Project Proposal

I’m choosing to study art and its impact on nationalism, because I want to find out how one reinforces the other, in order to understand how past (and possibly future) periods of nationalism can impact art.

Thesis statment: Art, in all forms (whether it be in the visual or performing arts) can be impacted by periods of intense nationalism, with art either stoking these feelings or showing us how artists may have resisted these anxieties their country was suffering from by creating their own movements or through their own creative expression.

Link to Zotero Library

Most of my sources came from JSTOR; a huge help for finding readings and documents from historical sources. I found mostly secondary sources (which I will hopefully balance out with more primary sources). One of my sources was a deeper look into the art of Germany under Hitler, one looked at how the art of the Weimar Republic indicated the future Germany was headed towards, one was a timeline that shows various events in 20th century German expressionism and compares it to events going on in the world at those times. One was a painting from a series depicting the Niebelungenlied, an epic poem that was a great source of German pride (and an inspiration for Richard Wagner, a notorious German nationalist and antisemite, who’d go on to write the Ring cycle). I also looked at a source that discussed Wagner’s rather intense nationalism, and how his upbringing and the art he enjoyed growing up reflected that later in life.

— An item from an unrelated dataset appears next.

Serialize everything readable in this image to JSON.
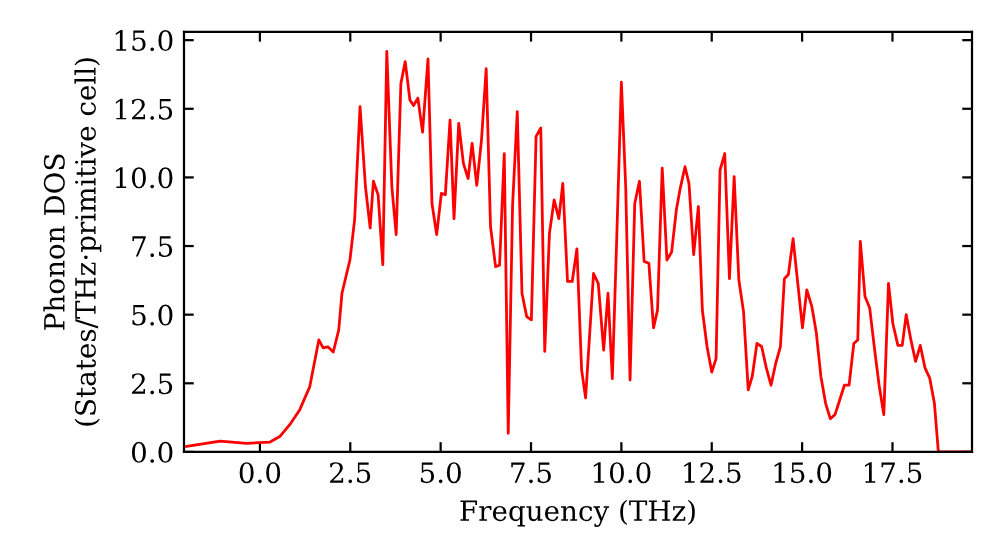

After doing this research, I think I’d like to build a timeline going over various events in German history, probably starting in the 18th and/or 19th centuries, and going over how specific world events impacted art (something like my source I mentioned with the timeline, but a bit more in depth and looking at more art movements than just expressionism).

Finding sources themselves was rather painless, but I found it’s a bit easier to find secondary sources compared to primary sources. For future research, I’d definitely like to find more primary sources (which may prove difficult in some cases, like in Nazi Germany, where a lot of protest art was more than likely destroyed, for example).

As far as remaining questions go, I’d ask how Germany tries to romanticize its past. Does it show its best moments, or does it simply paint them (sometimes literally) in a different perspective to make them the good guys in a story where they’re bad? I’d also like to compare and contrast Beowulf and the Nibelungenlied; both are epic poems about heroes, but one is far better known to English speakers, while plenty of German speakers learn about the latter. I think it’d be looking at comparing those and how they may have once played a role in national pride.